Photo d’archives montrant un position militaire américaine près de la ville de Manbij, au nord de la Syrie. Delil Souleiman/AFP
On imagine les sourires de Recep Tayyip Erdogan, de Vladimir Poutine, de Bachar el-Assad et de l’ayatollah Khamenei en apprenant la nouvelle : Donald Trump a ordonné le retrait des forces américaines en Syrie. Le président américain, qui n’a pas fait d’annonce officielle, s’est contenté hier d’un tweet. « Nous avons vaincu l’EI en Syrie, ma seule raison d’être là-bas durant la présidence Trump », a-t-il écrit, pour justifier ce choix politique qui est loin de faire l’unanimité au sein de l’administration. L’évacuation des officiels américains devait se faire entre hier et aujourd’hui. Le retrait des quelque 2 000 soldats américains présents dans le nord et l’est de la Syrie devrait également être « total » et intervenir « aussi rapidement que possible », a confié à l’AFP un responsable américain sous le couvert de l’anonymat.
Les troupes américaines avaient pour première mission d’encadrer les forces kurdes des YPG (branche syrienne du PKK) pour reconquérir les territoires aux mains de l’État islamique. Plus largement, la présence américaine sur un tiers du territoire syrien avait vocation à endiguer l’influence iranienne en bloquant une partie du corridor iranien qui relie Téhéran à Beyrouth en passant par l’Irak et la Syrie, et à être utilisée comme un levier politique pour faire pression sur le régime syrien. La décision du président américain contredit toute cette stratégie pourtant largement détaillée depuis plusieurs mois, notamment par le biais du représentant américain spécial pour la Syrie, James Jeffrey.

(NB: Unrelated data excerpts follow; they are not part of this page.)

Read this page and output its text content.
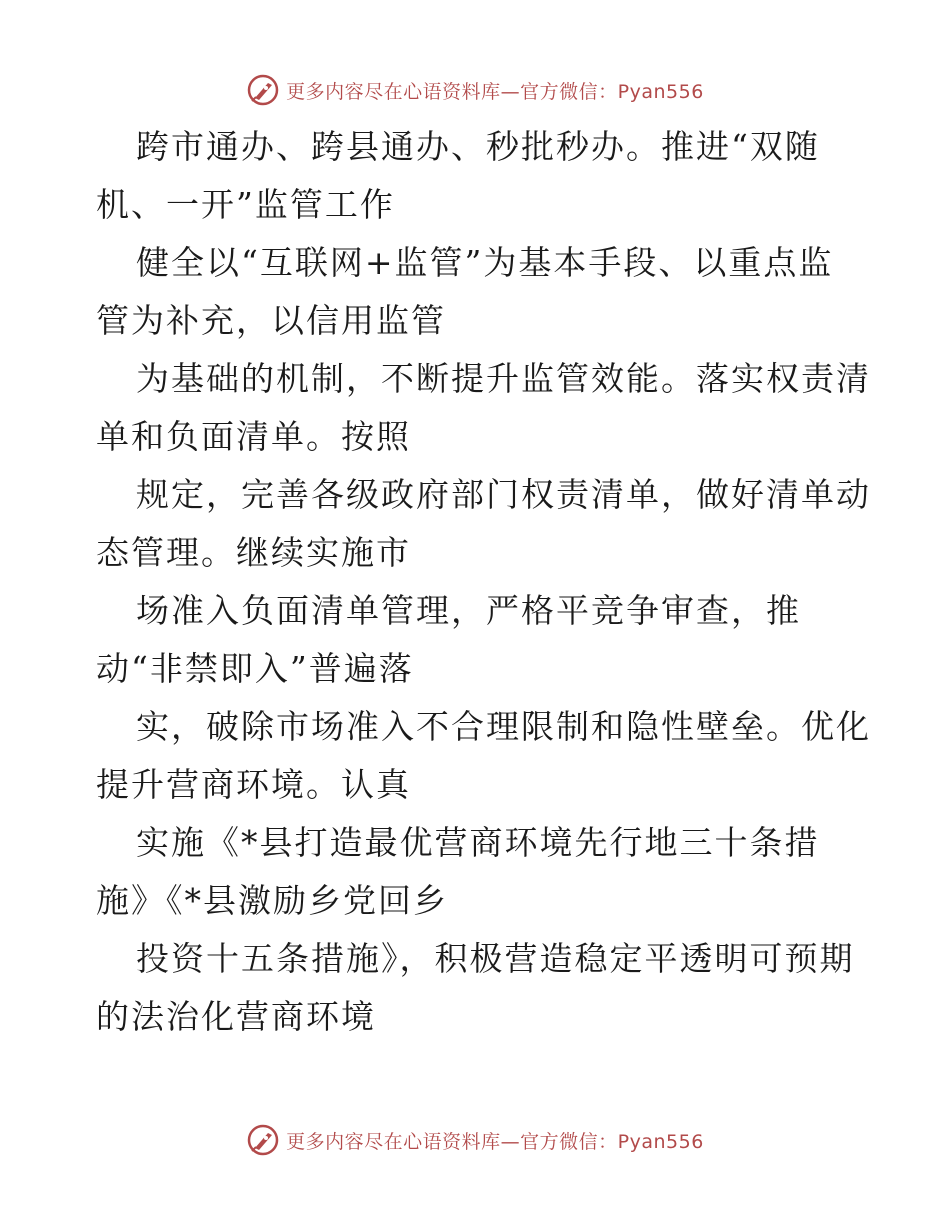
更多内容尽在心语资料库—官方微信：Pyan556
跨市通办、跨县通办、秒批秒办。推进“双随
机、一开”监管工作
健全以“互联网+监管”为基本手段、以重点监
管为补充，以信用监管
为基础的机制，不断提升监管效能。落实权责清
单和负面清单。按照
规定，完善各级政府部门权责清单，做好清单动
态管理。继续实施市
场准入负面清单管理，严格平竞争审查，推
动“非禁即入”普遍落
实，破除市场准入不合理限制和隐性壁垒。优化
提升营商环境。认真
实施《*县打造最优营商环境先行地三十条措
施》《*县激励乡党回乡
投资十五条措施》，积极营造稳定平透明可预期
的法治化营商环境
更多内容尽在心语资料库—官方微信：Pyan556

« Nous ne partirons pas de Syrie tant que les troupes iraniennes seront en dehors de leurs frontières et cela inclut les supplétifs et les milices », avait pourtant affirmé John Bolton, conseiller à la sécurité nationale, le 24 septembre dernier. Le secrétaire d’État à la Défense, James Mattis, a pour sa part mis en garde à plusieurs reprises sur les risques d’un départ précipité du sol syrien. Le locataire du bureau Ovale semble avoir pris sa décision contre l’avis du clan des faucons anti-iranien, dont John Bolton est le fer de lance, mais aussi d’une grande partie de son administration, en premier lieu le Pentagone.
Deal américano-turc
Il est pour l’heure difficile de saisir toutes les motivations de Donald Trump, d’autant plus si on prend en compte le caractère imprévisible de sa politique. Plusieurs éléments permettent toutefois de mieux comprendre ce qui ressemble à un virage à 180 degrés. Le retrait des troupes américaines faisait partie des promesses de campagne du président américain, dont la base électorale est plutôt isolationniste. Donald Trump n’a jamais caché son manque d’intérêt pour le conflit syrien et souhaitait déjà engager le retrait des forces américaines au printemps dernier. C’est l’intervention de son administration, particulièrement de James Mattis, qui avait permis de trouver un compromis autour d’un objectif de retrait, sans pour autant fixer de calendrier. À l’instar de son prédécesseur Barack Obama, Donald Trump est convaincu de la nécessité de désengager les États-Unis du Moyen-Orient. Dans une interview accordée au Washington Post en novembre dernier, il affirmait que la présence américaine dans la région était principalement liée à Israël, minorant les autres aspects stratégiques de celle-ci. L’ancien magnat de l’immobilier semblait attendre avec impatience la fin de la reconquête du territoire aux mains de l’EI pour revendiquer la victoire et annoncer le départ des troupes américaines. La reprise en cours du dernier fief urbain de l’EI, la ville de Hajine, à la frontière syro-irakienne, doit conforter le président dans sa vision que la mission antiterroriste est désormais terminée. Les experts considèrent pourtant, de façon unanime, que la fin territoriale de l’EI ne signifie pas que le mouvement va disparaître mais qu’il va au contraire devenir plus souterrain en attendant un moment plus propice. L’influent sénateur républicain Lindsey Graham, proche de Donald
Trump, ne disait pas autre chose hier : « L’EI n’a été vaincu ni en Syrie, ni en Irak, ni en Afghanistan. Et retirer les forces américaines serait une erreur monumentale à la Obama. »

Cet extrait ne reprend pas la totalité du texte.